やっと真面に進みそうだ。正直、助かる。すでに6,000字近くになっている。


「ほなら、信用してもらうしか無いんやけどな。」


「何だ? とりあえず言ってみろ。」


「僕の“運”は三十二や。キバはなんぼや?」


「なっ!?」


レベルも上がったことだしと、驚きながらもとりあえず自身のステータスを確認するキバ。


「俺は…“一”だ!!」


レベルが上がっても、運だけは全く変化していないようだった。


「そうか。思っとったより低いな…まぁ、これがレア物が多い理由やと思うで? 今ならパラメーターの重要性って、キバにもわかるやろ? 平均ってどんなもんなんや?」


パラメーターの重要性については、嫌というほど実感してしまっていた。だから余計にセロに大きく差をつけられているのが納得出来ない。
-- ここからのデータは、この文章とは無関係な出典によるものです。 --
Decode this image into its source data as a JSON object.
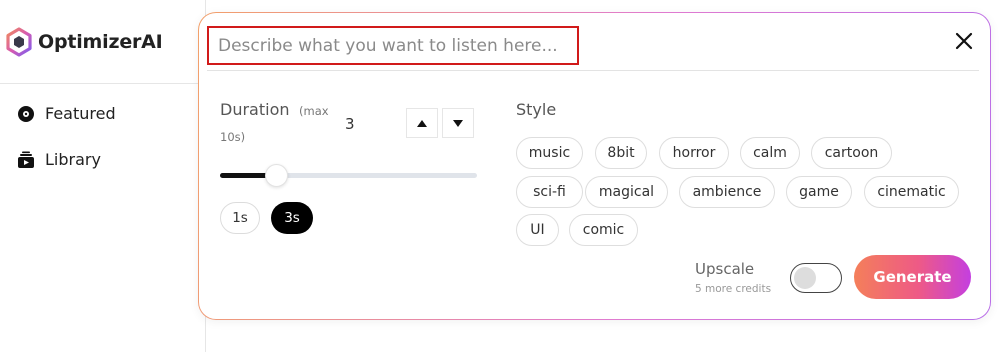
{
  "app": {
    "name": "OptimizerAI"
  },
  "sidebar": {
    "items": [
      {
        "label": "Featured",
        "icon": "disc-icon"
      },
      {
        "label": "Library",
        "icon": "library-icon"
      }
    ]
  },
  "modal": {
    "prompt": {
      "placeholder": "Describe what you want to listen here...",
      "value": ""
    },
    "close_icon": "close-icon",
    "duration": {
      "label": "Duration",
      "hint_line1": "(max",
      "hint_line2": "10s)",
      "value": "3",
      "min": 1,
      "max": 10,
      "current": 3,
      "presets": [
        "1s",
        "3s"
      ],
      "selected_preset": "3s"
    },
    "style": {
      "label": "Style",
      "options": [
        "music",
        "8bit",
        "horror",
        "calm",
        "cartoon",
        "sci-fi",
        "magical",
        "ambience",
        "game",
        "cinematic",
        "UI",
        "comic"
      ]
    },
    "upscale": {
      "label": "Upscale",
      "sub": "5 more credits",
      "enabled": false
    },
    "generate_label": "Generate"
  },
  "colors": {
    "highlight_border": "#d11a1a",
    "generate_gradient_start": "#f47f5a",
    "generate_gradient_end": "#c43fe0",
    "selected_preset_bg": "#000000"
  }
}
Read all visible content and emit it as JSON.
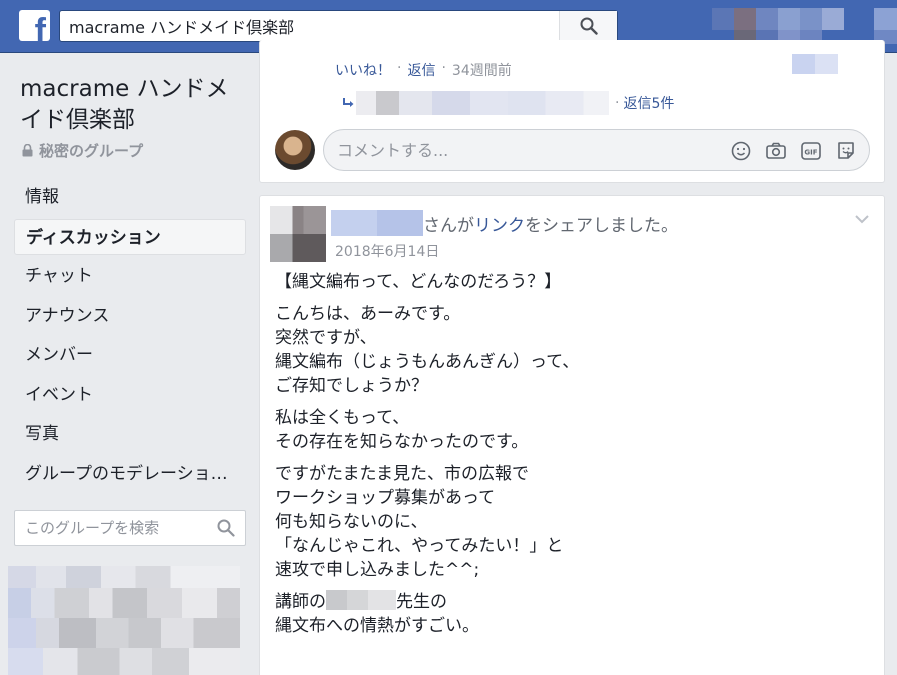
{
  "header": {
    "logo_letter": "f",
    "search_value": "macrame ハンドメイド倶楽部"
  },
  "sidebar": {
    "group_name": "macrame ハンドメイド倶楽部",
    "privacy": "秘密のグループ",
    "items": [
      {
        "label": "情報",
        "active": false
      },
      {
        "label": "ディスカッション",
        "active": true
      },
      {
        "label": "チャット",
        "active": false
      },
      {
        "label": "アナウンス",
        "active": false
      },
      {
        "label": "メンバー",
        "active": false
      },
      {
        "label": "イベント",
        "active": false
      },
      {
        "label": "写真",
        "active": false
      },
      {
        "label": "グループのモデレーショ…",
        "active": false
      }
    ],
    "search_placeholder": "このグループを検索"
  },
  "previous_comment": {
    "like": "いいね！",
    "reply": "返信",
    "time": "34週間前",
    "replies_link": "返信5件",
    "separator": "·"
  },
  "comment_box": {
    "placeholder": "コメントする...",
    "icons": [
      "emoji-icon",
      "camera-icon",
      "gif-icon",
      "sticker-icon"
    ]
  },
  "post": {
    "header_suffix": "さんが",
    "header_link": "リンク",
    "header_tail": "をシェアしました。",
    "date": "2018年6月14日",
    "paragraphs": [
      [
        "【縄文編布って、どんなのだろう？】"
      ],
      [
        "こんちは、あーみです。",
        "突然ですが、",
        "縄文編布（じょうもんあんぎん）って、",
        "ご存知でしょうか？"
      ],
      [
        "私は全くもって、",
        "その存在を知らなかったのです。"
      ],
      [
        "ですがたまたま見た、市の広報で",
        "ワークショップ募集があって",
        "何も知らないのに、",
        "「なんじゃこれ、やってみたい！」と",
        "速攻で申し込みました^^;"
      ]
    ],
    "teacher_prefix": "講師の",
    "teacher_suffix": "先生の",
    "teacher_line2": "縄文布への情熱がすごい。"
  },
  "colors": {
    "brand": "#4267b2",
    "link": "#385898",
    "background": "#e9ebee"
  }
}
「…。平均なんか知らねぇ! パラメーターとかレベルなんて、意味のないものだって思ってたから話題にも上がらねぇんだよ! だから、お前が異様に高いのか、俺が異様に低いのかはわからねぇ!!」


「そっか…ありがとうな。」


「何がっ!?」


「僕の運の数値は信じてくれてるみたいやから。昨日出会ったばっかの人間なんかを信じてくれて、ありがとう。」


確かにそうだ、何故素直にこいつを信じてるんだろうか。キバは自分に問うが、答えは返ってこなかった。

じっと見つめるセロを無視してキバは答えを考え続けた。


「あっそういや、これも分からんか?」


そう言ってセロが取り出したのは、三つの石。“白の石”という名の黄色い石ころだった。“碧の石”と双対をなす様に瓜二つのその石をやっぱりキバは知らなかった。

セロは仕方なく、鞄の中に戻す。


「「あぁ〜!!!!」」


鞄の中でずっと寝っていたくせに、こんな時には顔を出す。セロが鞄に戻すのを待っていたかのように、ローザは口を開いていた。

三つの白の石はローザが美味しく召し上がりました。


そしてまた、皮鞄の中で深い眠りに入るローザだった。